The San Bernardino County District Attorney’s public integrity unit is seeking documents and records from three High Desert governmental agencies going back three-and-a-half years.
The public integrity unit has requested or is going to request agendas and meeting minutes from the Victor Valley Wastewater Reclamation Authority, Victor Valley Economic Development Agency and the Mojave Desert Air Quality Management District, a reliable source has told the Sentinel.
The lawyer for the Mojave Desert Air Quality Management District confirmed that entity received a request for meeting agendas and minutes, and that the district had already complied with the request.
Officials with the Victor Valley Wastewater Reclamation Authority told the Sentinel that as of this morning, no request from the district attorney’s office had been received or processed.
No response to the Sentinel’s inquiry of the Victor Valley Economic Development Agency was forthcoming by press time.
Karen Novak, the counsel for the Mojave Desert Air Quality Management District told the Sentinel on June 2 that the district attorney’s office had asked for records and documents “which we treated as a public records request. They wanted the agendas and meeting minutes for the board going back to November 2012.”
Novak said the district attorney’s office’s inquiry arrived at the district on May 24 and “was in the form of a public records request. It was not a subpoena.” She said the district had already met the request.
This morning, Kristi Casteel, secretary to the board and general manager of the Victor Valley Wastewater Reclamation Authority, said she had not seen any such request. She referred the Sentinel to Robert Caromina, the authority’s director of administration. Caromina told the Sentinel, “I am not aware of any request for records or documents from the district attorney’s office. Kristi Casteel has not received one either and if there was that kind of request it would have come across at least one of our desks.” When asked, Caromina said it was possible the request had gone to the authority’s attorney. He said he would check. He called back less than an hour later and said that the authority’s counsel had not been contacted either. “So as of today, we have not received those requests,” Caromina said.
That the district attorney’s office’s inquiries had not yet progressed to the stage of issuing subpoenas is telling, indicating that at this stage of the investigation, probable cause to indicate a crime had definitely occurred has yet to surface.

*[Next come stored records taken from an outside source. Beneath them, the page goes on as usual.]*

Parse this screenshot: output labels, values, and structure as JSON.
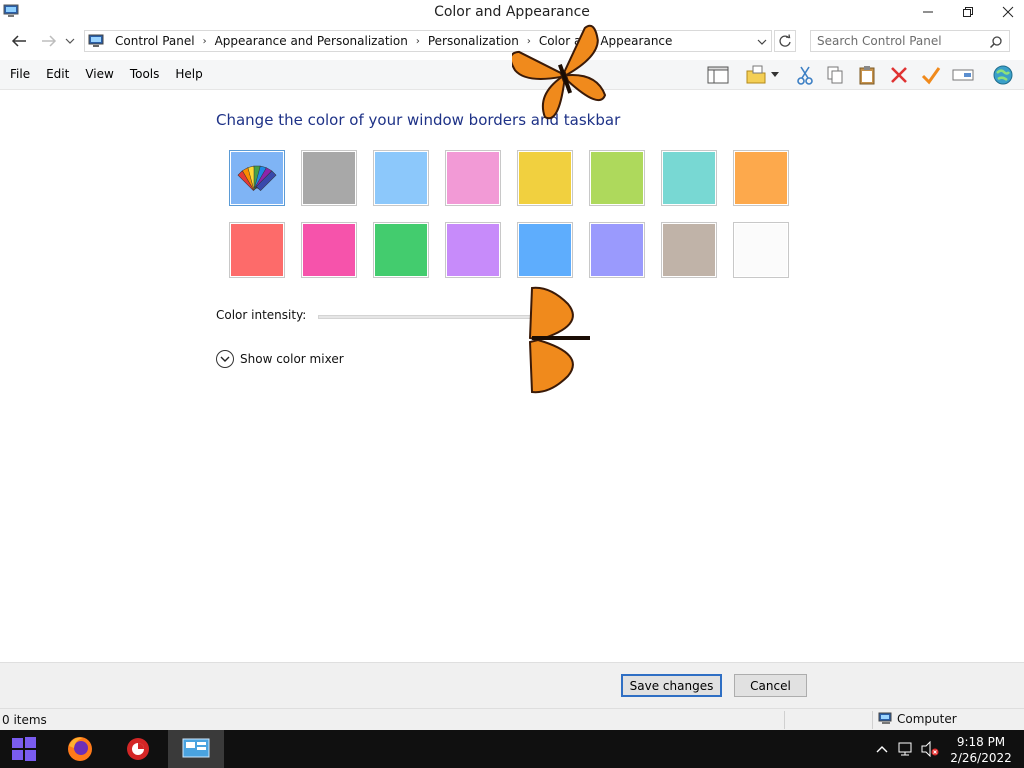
{
  "window": {
    "title": "Color and Appearance"
  },
  "address": {
    "breadcrumbs": [
      "Control Panel",
      "Appearance and Personalization",
      "Personalization",
      "Color and Appearance"
    ]
  },
  "search": {
    "placeholder": "Search Control Panel"
  },
  "menu": {
    "items": [
      "File",
      "Edit",
      "View",
      "Tools",
      "Help"
    ]
  },
  "content": {
    "heading": "Change the color of your window borders and taskbar",
    "swatches_row1": [
      "#7fb4f5",
      "#a8a8a8",
      "#8cc8fb",
      "#f29ad6",
      "#f1d03f",
      "#aed95c",
      "#78d8d3",
      "#fda94c"
    ],
    "swatches_row2": [
      "#fd6b6a",
      "#f653ab",
      "#43cc6e",
      "#c78bfa",
      "#5eadfd",
      "#9a9afd",
      "#c0b3a8",
      "#fbfbfb"
    ],
    "intensity_label": "Color intensity:",
    "mixer_label": "Show color mixer"
  },
  "buttons": {
    "save": "Save changes",
    "cancel": "Cancel"
  },
  "status": {
    "items": "0 items",
    "location": "Computer"
  },
  "taskbar": {
    "time": "9:18 PM",
    "date": "2/26/2022"
  },
  "colors": {
    "heading": "#1e3287",
    "taskbar": "#101010",
    "accent": "#2f6fc4",
    "windows_logo": "#7a5cf0"
  },
  "icons": [
    "back-arrow-icon",
    "forward-arrow-icon",
    "computer-icon",
    "refresh-icon",
    "search-icon",
    "minimize-icon",
    "maximize-icon",
    "close-icon",
    "layout-icon",
    "new-folder-icon",
    "cut-icon",
    "copy-icon",
    "paste-icon",
    "delete-icon",
    "checkmark-icon",
    "rename-icon",
    "globe-icon",
    "color-palette-icon",
    "chevron-down-icon",
    "butterfly-icon",
    "windows-logo-icon",
    "firefox-icon",
    "cleaner-icon",
    "control-panel-icon",
    "network-icon",
    "volume-muted-icon",
    "chevron-up-icon"
  ]
}
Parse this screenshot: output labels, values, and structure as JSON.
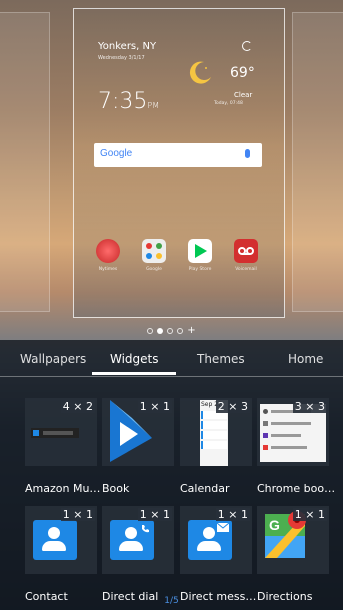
{
  "preview": {
    "location": "Yonkers, NY",
    "date": "Wednesday 3/1/17",
    "time": "7:35",
    "ampm": "PM",
    "temperature": "69°",
    "condition": "Clear",
    "condition_sub": "Today, 07:48",
    "search_logo": "Google",
    "dock_apps": [
      {
        "label": "Nytimes",
        "color": "#e53935"
      },
      {
        "label": "Google",
        "color": "#f1f1f1"
      },
      {
        "label": "Play Store",
        "color": "#ffffff"
      },
      {
        "label": "Voicemail",
        "color": "#d32f2f"
      }
    ]
  },
  "page_indicator": {
    "plus": "+"
  },
  "tabs": {
    "wallpapers": "Wallpapers",
    "widgets": "Widgets",
    "themes": "Themes",
    "home": "Home"
  },
  "widgets": [
    {
      "label": "Amazon Mu…",
      "size": "4 × 2"
    },
    {
      "label": "Book",
      "size": "1 × 1"
    },
    {
      "label": "Calendar",
      "size": "2 × 3"
    },
    {
      "label": "Chrome boo…",
      "size": "3 × 3"
    },
    {
      "label": "Contact",
      "size": "1 × 1"
    },
    {
      "label": "Direct dial",
      "size": "1 × 1"
    },
    {
      "label": "Direct mess…",
      "size": "1 × 1"
    },
    {
      "label": "Directions",
      "size": "1 × 1"
    }
  ],
  "calendar_thumb": {
    "day": "Sep 27"
  },
  "pager": "1/5"
}
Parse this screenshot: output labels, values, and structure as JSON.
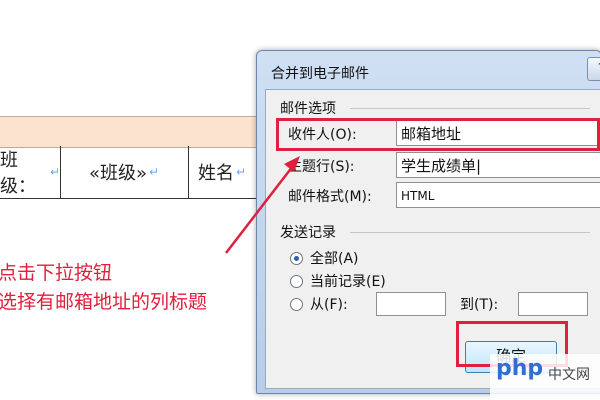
{
  "document": {
    "cells": [
      "班级：",
      "«班级»",
      "姓名"
    ],
    "para_mark": "↵"
  },
  "annotation": {
    "line1": "点击下拉按钮",
    "line2": "选择有邮箱地址的列标题",
    "color": "#e0203c"
  },
  "dialog": {
    "title": "合并到电子邮件",
    "help_button": "?",
    "mail_options": {
      "legend": "邮件选项",
      "recipient_label": "收件人(O):",
      "recipient_value": "邮箱地址",
      "subject_label": "主题行(S):",
      "subject_value": "学生成绩单|",
      "format_label": "邮件格式(M):",
      "format_value": "HTML"
    },
    "send_records": {
      "legend": "发送记录",
      "all_label": "全部(A)",
      "current_label": "当前记录(E)",
      "from_label": "从(F):",
      "to_label": "到(T):",
      "from_value": "",
      "to_value": "",
      "selected": "all"
    },
    "ok_button": "确定"
  },
  "watermark": {
    "brand": "php",
    "site": "中文网"
  }
}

One report was that the public integrity unit’s inquiries were outgrowths of complaints filed against First District San Bernardino County Supervisor Robert Lovingood, who is locked in a reelection campaign against four opponents – Bill Holland, Rick Roelle, Paul Russ, and Angela Valles. Well prior to the campaign, Valles, who was formerly employed as the director of administration with the Victor Valley Wastewater Reclamation Authority, had alleged Lovingood was involved in a series of conflicts of interest growing out of his ownership of ICR Staffing Services and his position on the board of supervisors. In particular, Valles claims that ICR’s contract with the Victor Valley Wastewater Reclamation Authority to supply temporary personnel has pushed Lovingood into the area of illegality. Since the Victor Valley Wastewater Reclamation Authority is a joint powers agency that includes the County of San Bernardino as one of its participants, Valles maintains the $560,000 in fees ICR has received from the Victor Valley Wastewater Reclamation Authority during his term on the board of supervisors is an instance of Lovingood profiteering by using his official position.
According to the Victor Valley Wastewater Reclamation Authority’s charter, one of its board members is the First District Supervisor. Valles has extrapolated upon what she perceives as the conflict-ridden circumstance involving Lovingood and the Victor Valley Wastewater Reclamation Authority and has drawn the inference that Lovingood serving as a board member on the Victor Valley Economic Development Authority, which has long overseen the conversion of the former George Air Force Base to civilian use, as well as with the Mojave Desert Air Quality Management District, entails a further conflict of interest.
The so-far unsubstantiated implication is that ICR also has contractual arrangements, either directly or indirectly with the air quality district and the economic development authority.
Lovingood and his supporters have refuted the insinuations with regard to the Victor Valley Economic Development Authority and the Mojave Desert Air Quality Management District outright, stating ICR has had no contractual relationship with either of those entities. Moreover, they have labeled Valles as being plain wrong when it comes to her accusations regarding the Victor Valley Wastewater Reclamation Authority. ICR’s contract with the Victor Valley Wastewater Reclamation Authority was in place prior to Lovingood being elected to the board of supervisors, they point out. And from the outset of his assuming office, Lovingood and his advisers were conscious of the potential conflict. Accordingly, Lovingood avoided being seated on the authority’s board, conscientiously and fastidiously remaining above such a conflict. Instead, Lovingood pointed out, his fellow board of supervisors colleague, James Ramos, has served in his stead on the Victor Valley Wastewater Reclamation Authority Board. For a legal conflict of interest such as Valles suggests to take place, he and his supporters assert, Lovingood would have to participate in a vote in which he awarded a contract to his company. No such vote has taken place, they contend.